Considerando as mortes em favelas do Rio, observando a ostensiva intenção de Witzel de dar sequência à escalada de violência perpetrada pelas forças do Estado, justifica-se, e mais que isso, requer-se, com urgência, tanto reivindicar seu impedimento, no âmbito da Assembleia estadual, quanto denunciá-lo ao Supremo Tribunal Federal e à Corte Interamericana de Direitos Humanos. Não fazê-lo implica tornar-se cúmplice por omissão do banho de sangue promovido pelo Estado.

A polícia miliciana

Resta uma pergunta: liberar policiais para matar, segundo sua própria avaliação discricionária, não seria o único modo de enfrentar o tráfico de drogas e armas?

Minha resposta, não só como pesquisador e estudioso, mas como gestor da área em níveis federal, estadual e municipal, é peremptória: não, em absoluto. Pelo contrário: liberar execuções extrajudiciais – o que equivale a decretar e aplicar a pena de morte sem julgamento – produz a degradação das instituições policiais e a anarquia na corporação. Gera, em pouco tempo, a indissociabilidade entre polícia e crime, alastrando a corrupção policial e promovendo o avanço epidêmico das máfias milicianas.

Tenho repetido à exaustão, ao longo das últimas três décadas, mas é necessário, ainda uma vez, insistir: quando se dá liberdade para matar ao policial na ponta, dá-se-lhe também liberdade para não fazê-lo, isto é, para negociar a vida do suspeito. Instaura-se aí uma moeda que não cessa de se valorizar. Afinal, como qualquer um está disposto a dar tudo para sobreviver, esta se converte na mais poderosa fonte de corrupção e abrirá as portas para negociações mais amplas, que levarão ao “arrego”, isto é, ao contrato com facções do tráfico, pelo qual policiais terceirizarão riscos e privatizarão ganhos, assumindo a posição vantajosa de sócios do crime.

A operação promoverá lucros maiores na medida em que lograr envolver coletivos de policiais mais amplos e organizados, os quais se destacarão das linhas de disciplina que os deveriam submeter a comando e controle mas que, na prática, são dissipadas. A seguir, essas linhas de disciplina, ou seja, as vertebrações institucionais hierárquicas são substituídas por articulações horizontais e verticais entre nichos corruptos. A anarquia assim estabelecida contamina e corrói a corporação. Os nichos prosperam, distribuem-se no espaço e ordenam a geopolítica marginal que acua o Estado e se engata na política, conspurcando eleições e obstruindo a liberdade de participação e expressão.

Além disso, como a própria história demonstra, incursões bélicas a favelas não constituem tática adequada para apreensão de armas, tarefa essencial e urgente que se leva a cabo com muito maior efetividade fora das comunidades, bloqueando os canais de abastecimento, em aeroportos, rodovias e patrulhando o litoral. A identificação das tramas nacionais e internacionais, das fontes de alimentação e das vias de transporte exige trabalho qualificado de inteligência e investigação. Por outro lado, a “guerra às drogas” tem fracassado no Brasil e no mundo, matando muito mais do que o consumo das substâncias ilícitas.

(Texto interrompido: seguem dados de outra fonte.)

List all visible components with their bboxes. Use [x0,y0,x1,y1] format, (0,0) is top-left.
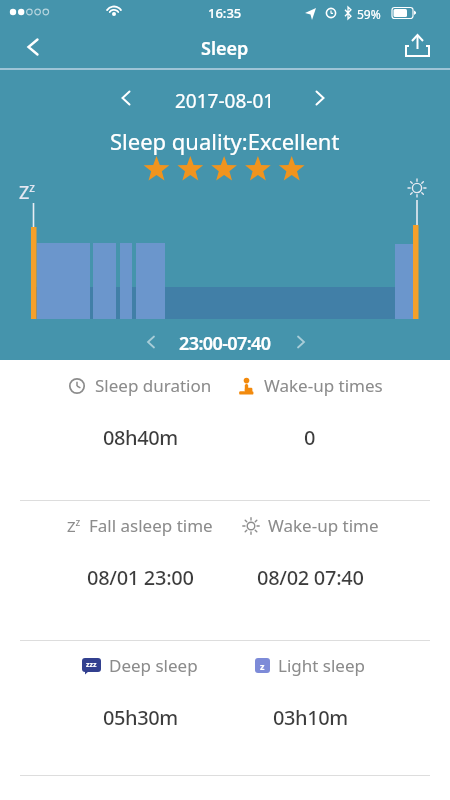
staticText: Sleep duration [95,374,212,397]
staticText: Deep sleep [109,654,198,677]
staticText: Wake-up times [264,374,383,397]
staticText: 16:35 [208,4,242,22]
staticText: Sleep quality:Excellent [110,126,340,156]
staticText: 08/01 23:00 [87,564,194,591]
staticText: z [260,660,265,672]
staticText: Wake-up time [268,514,379,537]
staticText: Zz [67,515,81,536]
button[interactable] [306,84,334,112]
staticText: 23:00-07:40 [179,331,271,356]
staticText: 03h10m [273,704,348,731]
staticText: Fall asleep time [89,514,213,537]
staticText: 08h40m [103,424,178,451]
button[interactable] [288,329,314,355]
button[interactable] [398,30,438,62]
staticText: 0 [304,424,316,451]
button[interactable] [138,329,164,355]
staticText: 05h30m [103,704,178,731]
staticText: 59% [357,6,381,22]
staticText: zzz [86,660,97,670]
button[interactable] [14,30,50,64]
staticText: Zz [19,179,35,204]
staticText: Sleep [201,36,249,61]
staticText: Light sleep [278,654,365,677]
staticText: 2017-08-01 [175,88,275,114]
button[interactable] [112,84,140,112]
staticText: 08/02 07:40 [257,564,364,591]
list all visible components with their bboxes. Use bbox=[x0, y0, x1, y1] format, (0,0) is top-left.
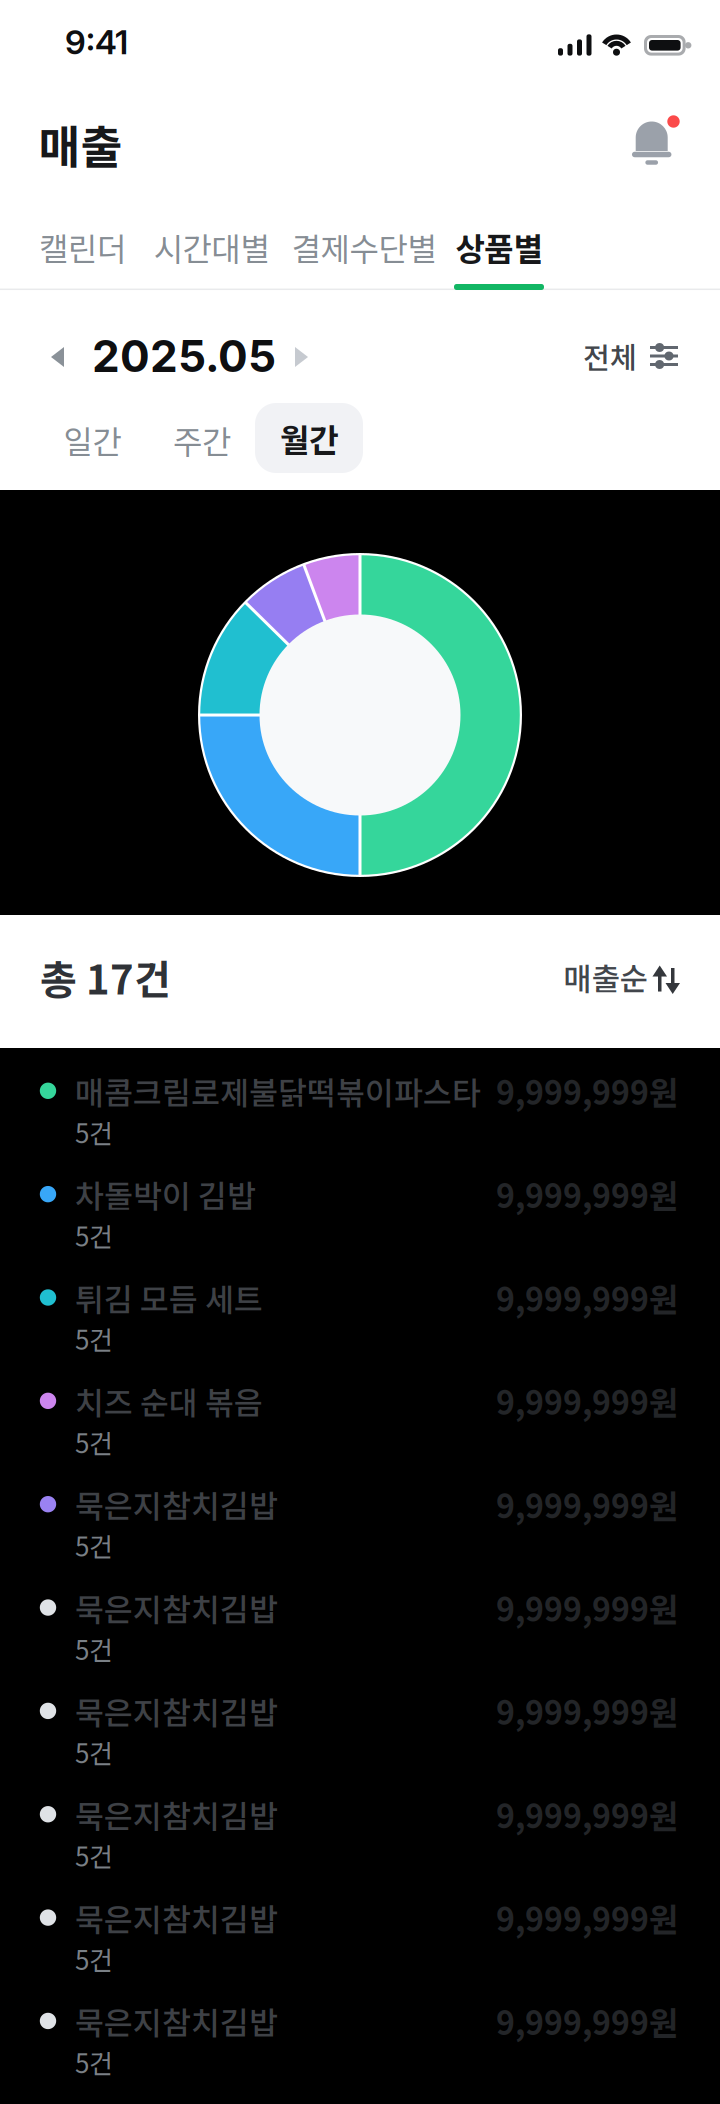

Há uma agenda elementar para minimizar a insegurança e mitigar os danos produzidos pelo próprio Estado, nas mais diversas áreas de sua atuação, particularmente na esfera da Justiça criminal. Trata-se de rever a política de drogas, focalizar a questão das armas e a problemática das milícias, reformar a arquitetura institucional da segurança pública e o modelo policial. Ao mesmo tempo, trata-se de respeitar com absoluto rigor a legalidade e os direitos humanos, nos presídios e fora deles, competir com os focos criminosos de recrutamento de jovens, oferecendo a estes, com sinal positivo, os benefícios materiais e subjetivos que procuram no tráfico, reduzindo a evasão escolar, as desigualdades abissais e enfrentando o racismo estrutural.

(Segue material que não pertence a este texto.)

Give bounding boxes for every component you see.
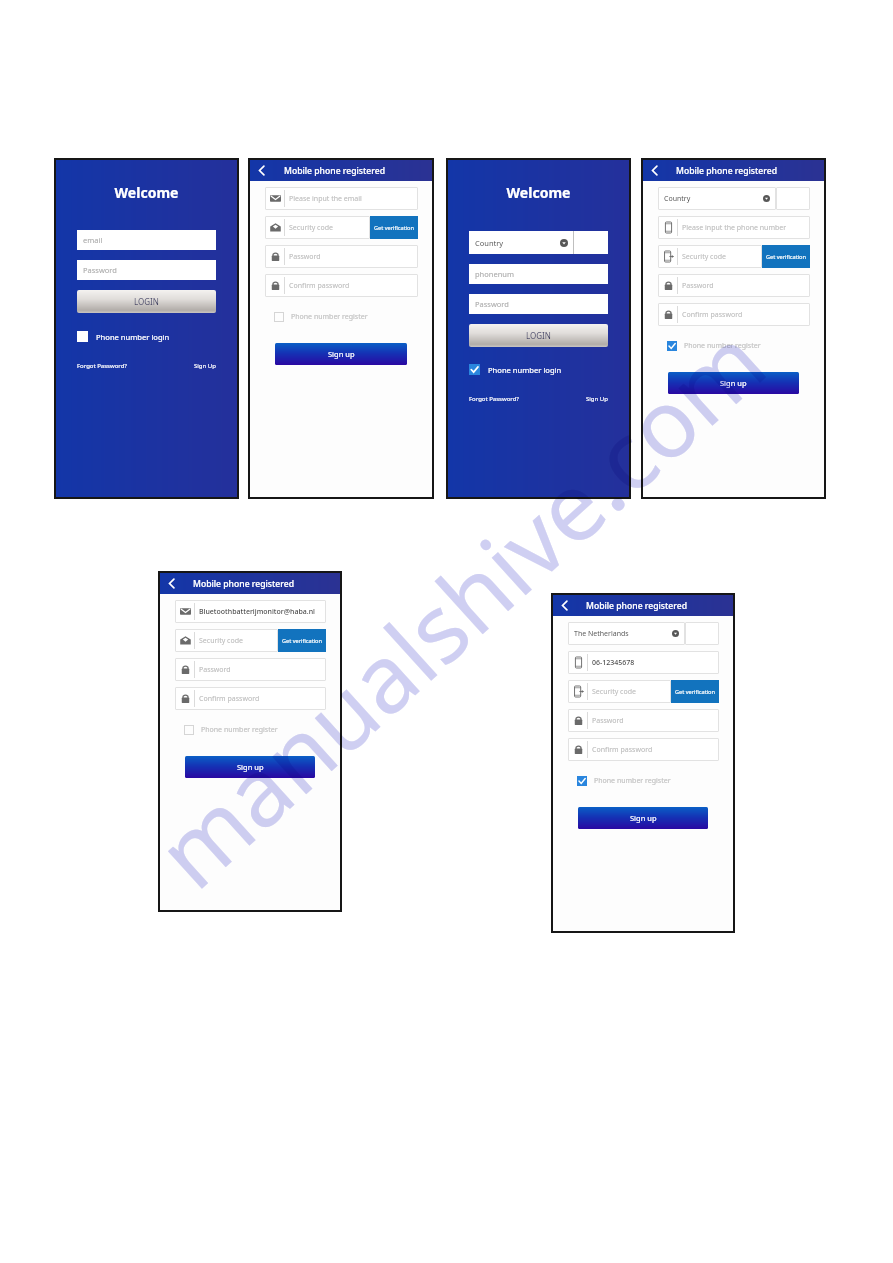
staticText: Password	[682, 281, 714, 291]
staticText: Phone number register	[684, 341, 761, 351]
staticText: Phone number register	[201, 725, 278, 735]
button[interactable]: Confirm password	[568, 738, 719, 761]
button[interactable]: Password	[265, 245, 418, 268]
button[interactable]: Phone number login	[469, 364, 629, 375]
button[interactable]: Phone number register	[577, 776, 733, 786]
staticText: Password	[592, 716, 624, 726]
staticText: Mobile phone registered	[586, 600, 687, 612]
button[interactable]: Get verification	[370, 216, 418, 239]
staticText: Sign up	[328, 349, 355, 359]
staticText: Security code	[592, 687, 636, 697]
button[interactable]: 06-12345678	[568, 651, 719, 674]
staticText: Get verification	[766, 253, 806, 261]
staticText: LOGIN	[526, 330, 551, 341]
button[interactable]: Security code	[175, 629, 278, 652]
button[interactable]: Phone number register	[667, 341, 824, 351]
staticText: Confirm password	[592, 745, 653, 755]
staticText: Bluetoothbatterijmonitor@haba.nl	[199, 607, 315, 617]
staticText: Password	[475, 299, 509, 309]
button[interactable]: Country	[469, 231, 573, 254]
staticText: Confirm password	[682, 310, 743, 320]
staticText: Security code	[682, 252, 726, 262]
staticText: Country	[664, 194, 691, 204]
button[interactable]: Password	[469, 294, 608, 314]
button[interactable]: Country code	[685, 622, 719, 645]
staticText: Please input the phone number	[682, 223, 787, 233]
button[interactable]: Please input the phone number	[658, 216, 810, 239]
staticText: Sign up	[630, 813, 657, 823]
staticText: Phone number register	[291, 312, 368, 322]
button[interactable]: Sign up	[185, 756, 315, 778]
button[interactable]: Sign up	[578, 807, 708, 829]
staticText: Phone number login	[488, 365, 562, 375]
staticText: Phone number register	[594, 776, 671, 786]
staticText: email	[83, 235, 103, 245]
staticText: Mobile phone registered	[193, 578, 294, 590]
button[interactable]: Phone number register	[184, 725, 340, 735]
button[interactable]: Confirm password	[265, 274, 418, 297]
button[interactable]: Please input the email	[265, 187, 418, 210]
staticText: Get verification	[675, 688, 715, 696]
staticText: Password	[83, 265, 117, 275]
button[interactable]: Security code	[568, 680, 671, 703]
staticText: Get verification	[282, 637, 322, 645]
staticText: LOGIN	[134, 296, 159, 307]
button[interactable]: Security code	[658, 245, 762, 268]
button[interactable]: Password	[568, 709, 719, 732]
staticText: Security code	[289, 223, 333, 233]
button[interactable]: Back	[163, 575, 180, 592]
button[interactable]: Country code	[776, 187, 810, 210]
staticText: Get verification	[374, 224, 414, 232]
button[interactable]: The Netherlands	[568, 622, 685, 645]
staticText: The Netherlands	[574, 629, 629, 639]
button[interactable]: Confirm password	[175, 687, 326, 710]
button[interactable]: Forgot Password?	[77, 362, 127, 370]
staticText: phonenum	[475, 269, 514, 279]
staticText: Sign up	[720, 378, 747, 388]
staticText: Phone number login	[96, 332, 170, 342]
button[interactable]: Country	[658, 187, 776, 210]
button[interactable]: email	[77, 230, 216, 250]
button[interactable]: LOGIN	[469, 324, 608, 347]
button[interactable]: Sign up	[275, 343, 407, 365]
button[interactable]: Get verification	[762, 245, 810, 268]
button[interactable]: Get verification	[278, 629, 326, 652]
staticText: Password	[289, 252, 321, 262]
button[interactable]: phonenum	[469, 264, 608, 284]
staticText: 06-12345678	[592, 658, 635, 668]
button[interactable]: Sign Up	[194, 362, 216, 370]
button[interactable]: Password	[77, 260, 216, 280]
button[interactable]: Password	[175, 658, 326, 681]
button[interactable]: Back	[646, 162, 663, 179]
staticText: Welcome	[448, 183, 629, 202]
staticText: Please input the email	[289, 194, 362, 204]
button[interactable]: Security code	[265, 216, 370, 239]
staticText: Confirm password	[289, 281, 350, 291]
button[interactable]: Sign Up	[586, 395, 608, 403]
button[interactable]: Phone number register	[274, 312, 432, 322]
button[interactable]: Phone number login	[77, 331, 237, 342]
button[interactable]: Back	[253, 162, 270, 179]
staticText: Security code	[199, 636, 243, 646]
button[interactable]: Confirm password	[658, 303, 810, 326]
button[interactable]: Back	[556, 597, 573, 614]
staticText: Country	[475, 238, 504, 248]
staticText: Mobile phone registered	[284, 165, 385, 177]
staticText: Password	[199, 665, 231, 675]
button[interactable]: Get verification	[671, 680, 719, 703]
button[interactable]: Sign up	[668, 372, 799, 394]
staticText: Mobile phone registered	[676, 165, 777, 177]
staticText: Sign up	[237, 762, 264, 772]
staticText: Welcome	[56, 183, 237, 202]
button[interactable]: Forgot Password?	[469, 395, 519, 403]
staticText: Confirm password	[199, 694, 260, 704]
button[interactable]: Bluetoothbatterijmonitor@haba.nl	[175, 600, 326, 623]
button[interactable]: Password	[658, 274, 810, 297]
button[interactable]: LOGIN	[77, 290, 216, 313]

Como está ainda distante essa pauta transformadora, urge dar o primeiro passo: impedir Witzel e levá-lo aos tribunais. Em nome da vida, da Justiça, do Estado de Direito e da memória de Ágatha Félix.

* Eduardo Soares é antropólogo, ex-secretário nacional de Segurança Pública, autor de Desmilitarizar; segurança pública e direitos humanos, editora Boitempo.